Salt reduces the stress on the fish and allows them to live in poorer condations.

Like I've said in many posts befor 90% of mollies live in frest water all their life and have no problems, Farmers produce most in brackish water to again reduce the stress of the fish.

As fro pleco's they as a rule hate salt. Ofcoure some common pleco's will tollerate it but these grow to 2' long so not the best of fish to keep.

Helter
 
I wouldn't use salt in your tank as you have fish like the pleco which are intolerant of salt, you also have fish (like the platys) which although could handle having salt in their tank for short periods of time, they would suffer from constant use in the long term.
Mollys can live in freshwater, in the wild they are known to live in a variety of conditions ranging from freshwater to even marine levels of salt.
For most common mollys, they are fine without any salt though (particularly is the water is alkeline)- my gold and black female molly is over 3 and a half years old now and has lived in a completely freshwater tank all her life with no health problems at all.

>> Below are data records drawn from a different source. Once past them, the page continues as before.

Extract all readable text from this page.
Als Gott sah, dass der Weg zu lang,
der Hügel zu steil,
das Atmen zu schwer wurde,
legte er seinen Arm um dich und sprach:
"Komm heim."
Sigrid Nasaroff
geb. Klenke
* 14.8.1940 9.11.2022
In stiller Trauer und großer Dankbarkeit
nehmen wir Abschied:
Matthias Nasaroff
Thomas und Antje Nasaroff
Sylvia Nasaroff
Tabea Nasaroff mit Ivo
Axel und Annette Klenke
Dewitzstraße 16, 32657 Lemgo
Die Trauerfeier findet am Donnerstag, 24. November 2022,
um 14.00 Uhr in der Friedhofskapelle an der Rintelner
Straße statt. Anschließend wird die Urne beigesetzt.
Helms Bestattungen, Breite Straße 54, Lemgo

As others have said, if you keep up on things like your weekly water changes with dechlorinator and feed the fish a good diet and take safety/precaution measures like quarentining the fish, your tank should stay desease-free and healthy.
If you mollys do start to get re-accuring fungal related health problems though (a sign the molly needs saltier water), you should set up the mollys their own tank- it would be bad to put salt in your current tank right now as it is though with the current stocking as you would actually cause the other fish to suffer health problems from the salt usage.